Listed Building – Category B
- Designated: 8 May 1975
- Reference no.: LB27773

= Forrest Hill drill hall =

Former drill hall in Edinburgh, Scotland

The Forrest Hill drill hall is a former military installation in Edinburgh, Scotland. The building is now owned by the University of Edinburgh.

==History==
The building was designed by Duncan Menzies as the headquarters of the Queen's Edinburgh Rifles and completed in 1872. Following extensive refurbishment work the building was re-opened by the Duke of Connaught in May 1905.

The Queen's Edinburgh Rifle Volunteer Brigade became the 4th and 5th (Queen's Edinburgh Rifles) Battalions, the Royal Scots in 1908. The battalions were mobilised at the drill hall in August 1914 before being deployed to Gallipoli and then to the Western Front.
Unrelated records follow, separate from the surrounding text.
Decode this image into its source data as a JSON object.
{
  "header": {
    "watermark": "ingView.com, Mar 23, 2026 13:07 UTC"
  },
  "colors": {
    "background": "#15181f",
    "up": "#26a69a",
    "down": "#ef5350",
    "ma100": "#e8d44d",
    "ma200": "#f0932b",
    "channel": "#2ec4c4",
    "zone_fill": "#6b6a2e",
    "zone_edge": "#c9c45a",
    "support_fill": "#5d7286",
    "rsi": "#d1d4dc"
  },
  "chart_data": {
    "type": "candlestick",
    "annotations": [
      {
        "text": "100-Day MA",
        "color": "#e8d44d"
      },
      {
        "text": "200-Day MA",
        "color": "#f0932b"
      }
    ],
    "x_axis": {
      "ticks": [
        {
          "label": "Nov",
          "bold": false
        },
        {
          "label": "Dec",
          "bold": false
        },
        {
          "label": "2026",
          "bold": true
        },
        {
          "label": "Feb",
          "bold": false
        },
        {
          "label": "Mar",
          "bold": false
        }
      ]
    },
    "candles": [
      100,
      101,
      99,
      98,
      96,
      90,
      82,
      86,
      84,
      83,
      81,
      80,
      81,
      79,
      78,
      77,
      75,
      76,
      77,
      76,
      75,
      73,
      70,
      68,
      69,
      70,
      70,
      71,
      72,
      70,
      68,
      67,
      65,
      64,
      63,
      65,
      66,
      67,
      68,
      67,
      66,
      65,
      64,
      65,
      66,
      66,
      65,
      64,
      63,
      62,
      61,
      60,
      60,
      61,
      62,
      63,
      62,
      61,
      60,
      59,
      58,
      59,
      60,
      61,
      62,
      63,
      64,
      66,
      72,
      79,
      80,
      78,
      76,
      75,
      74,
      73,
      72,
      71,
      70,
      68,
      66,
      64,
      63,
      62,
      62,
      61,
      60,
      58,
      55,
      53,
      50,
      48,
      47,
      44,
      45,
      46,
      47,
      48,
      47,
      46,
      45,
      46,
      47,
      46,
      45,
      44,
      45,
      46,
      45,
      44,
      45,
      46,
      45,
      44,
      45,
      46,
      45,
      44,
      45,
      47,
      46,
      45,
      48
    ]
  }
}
The 4th and 5th battalions amalgamated to form the 4th/5th (Queen's Edinburgh Rifles) Battalion, with its headquarters at the Forrest Hill drill hall in 1922. In 1939 the battalion converted to manning searchlights and, in 1940, became an anti-aircraft regiment of the Royal Artillery.

The drill hall was the home of the Edinburgh University Officers' Training Corps and its successors, the Edinburgh and Heriot-Watt Universities OTC and the City of Edinburgh Universities OTC, from 1957 until the Universities OTC moved to Duke of Edinburgh House in Colinton Road, Edinburgh in 1993. The building was decommissioned and taken over by the University of Edinburgh in the mid-1990s. The building then became the location of the Department of Artificial Intelligence.